The risks we take in our daily lives—a diving tackle, asking someone out, karaoke are quaint and petty compared to the risks of combat. But Mattis is not an evangelist for managing risk. He’s also not an evangelist for acting brashly or even boldly. He’s an evangelist for the paradoxes of risk:

  • Sometimes the more you protect your force, the less secure you may be.
  • Sometimes the more force is used, the less effective it is.
  • The more successful the counterinsurgency is, the less force can be used and the more risk must be accepted.
  • Sometimes, doing nothing is the best reaction.

The lesson that General Mattis has learned is that the delivery of force (i.e. blowing things up and killing bad guys) needs to be simultaneously slow and fast. Marines need the courage to show great restraint, even when being fired upon. But when the opportunity arises to eliminate enemies (and only enemies) Marines need the courage to act with the upmost ferocity. And knowing they can act with more ferocity allows Marines to show more restraint. The two qualities feed each other and drive progress. By sacrificing either of these qualities in the name of “safety,” you create an environment of compromise. You slide to the middle and progress stalls.

"Every Attempt To Make War Easy and Safe Will Result in Humiliation and Disaster" 

If you don’t know why I’m talking about all this war stuff, then I suspect you have been cruising on medium for a long time. Medium is the same. The status quo. Medium is when you run 5 miles every day; do chest every Monday; or can’t remember the last time you improved a lift or dropped a pound of fat. Medium is a rut of risk averse behavior that sacrifices improvement for fear of doing too much or too little. Ever do a recovery run that turned into a tempo run? Ever go in for a light workout that kicked your butt? Ever read US Weekly while on the elliptical or between sets of curls? You’re on medium.

As I mentioned a few weeks ago, everything in nature has a wave pattern to it. Intensity followed by recovery done consistently leads to progress... eventually. If you look at the park bench workouts (Easy Strength, the 40 Day Program, Grease the Groove), there is no medium. There’s “pretty easy” peppered with “pretty tough” for about a month, then you move up in weight. Twice a year, you throw in a month of bus bench workouts (Big 21, ETK, RTK, Kettlebell Muscle, Afternburn, 5/3/1, etc., whatever) and you have a lot of intensity (read: hard). Then you go back to the park bench stuff and you have the recovery (read: easy). The result is the weight keeps going up. If it doesn’t, you try a different wave of intensity followed by more recovery. But you have to have the courage to go hard enough then the courage to go easy enough for months at a time. And after years and years of slowly nudging up the progress, sometimes you even have to have the courage to stop altogether and reassess your path. And by “stop” I mean “STOP.” And by “altogether” I mean for a few months. After all those years of “up” you might need a bit of “down.”

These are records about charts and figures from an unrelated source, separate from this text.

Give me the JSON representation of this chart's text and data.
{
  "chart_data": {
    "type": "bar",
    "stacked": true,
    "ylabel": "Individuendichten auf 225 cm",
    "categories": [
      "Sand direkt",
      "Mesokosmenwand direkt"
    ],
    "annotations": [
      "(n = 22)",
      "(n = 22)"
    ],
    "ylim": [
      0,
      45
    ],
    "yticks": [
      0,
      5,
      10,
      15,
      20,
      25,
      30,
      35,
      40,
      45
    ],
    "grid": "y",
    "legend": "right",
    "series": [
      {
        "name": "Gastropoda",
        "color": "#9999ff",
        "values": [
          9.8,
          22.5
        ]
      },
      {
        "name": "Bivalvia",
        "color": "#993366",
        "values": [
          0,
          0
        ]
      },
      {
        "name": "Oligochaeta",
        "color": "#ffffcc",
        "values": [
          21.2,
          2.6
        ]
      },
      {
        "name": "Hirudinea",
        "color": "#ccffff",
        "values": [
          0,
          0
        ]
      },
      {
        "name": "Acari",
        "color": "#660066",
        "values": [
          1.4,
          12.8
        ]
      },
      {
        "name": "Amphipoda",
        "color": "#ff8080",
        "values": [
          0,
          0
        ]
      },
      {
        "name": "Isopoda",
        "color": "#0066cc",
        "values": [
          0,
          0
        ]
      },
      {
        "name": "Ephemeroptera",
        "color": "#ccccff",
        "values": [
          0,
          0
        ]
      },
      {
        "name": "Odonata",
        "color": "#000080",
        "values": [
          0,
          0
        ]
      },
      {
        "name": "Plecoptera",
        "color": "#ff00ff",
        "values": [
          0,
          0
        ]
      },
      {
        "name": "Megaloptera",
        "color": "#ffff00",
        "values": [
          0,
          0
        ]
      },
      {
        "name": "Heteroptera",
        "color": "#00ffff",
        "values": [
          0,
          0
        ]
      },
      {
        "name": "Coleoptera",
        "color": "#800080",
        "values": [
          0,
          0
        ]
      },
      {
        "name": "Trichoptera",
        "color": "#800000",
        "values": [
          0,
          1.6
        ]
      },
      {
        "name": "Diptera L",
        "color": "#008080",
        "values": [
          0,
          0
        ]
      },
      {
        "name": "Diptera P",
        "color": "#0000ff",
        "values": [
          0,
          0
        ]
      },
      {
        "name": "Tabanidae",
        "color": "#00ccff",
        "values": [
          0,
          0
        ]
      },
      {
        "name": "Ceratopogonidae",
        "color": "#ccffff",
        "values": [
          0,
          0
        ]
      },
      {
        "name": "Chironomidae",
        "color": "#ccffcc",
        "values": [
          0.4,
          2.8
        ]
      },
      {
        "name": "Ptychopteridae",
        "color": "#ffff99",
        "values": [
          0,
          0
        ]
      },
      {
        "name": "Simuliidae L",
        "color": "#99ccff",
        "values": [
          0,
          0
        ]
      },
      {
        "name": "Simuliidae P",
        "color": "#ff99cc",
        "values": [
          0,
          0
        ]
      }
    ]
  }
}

So if you know you’re at medium, what do you need to do? You need to go harder or go easier. And if one of those sounds more appealing than the other, then you probably need to do the opposite one. Have the courage to embrace the paradox and beware of medium.

*So we're clear, I was never a Marine. I was not selected for, did not attend, nor complete OCS. I was an officer candidate from November of 2008 to February of 2010 and that alone was enough to be a formative experience in my life. The picture is actually Gunnery Sergeant Mata yelling and my friend Gram. I'm 3rd in line to get fucked with.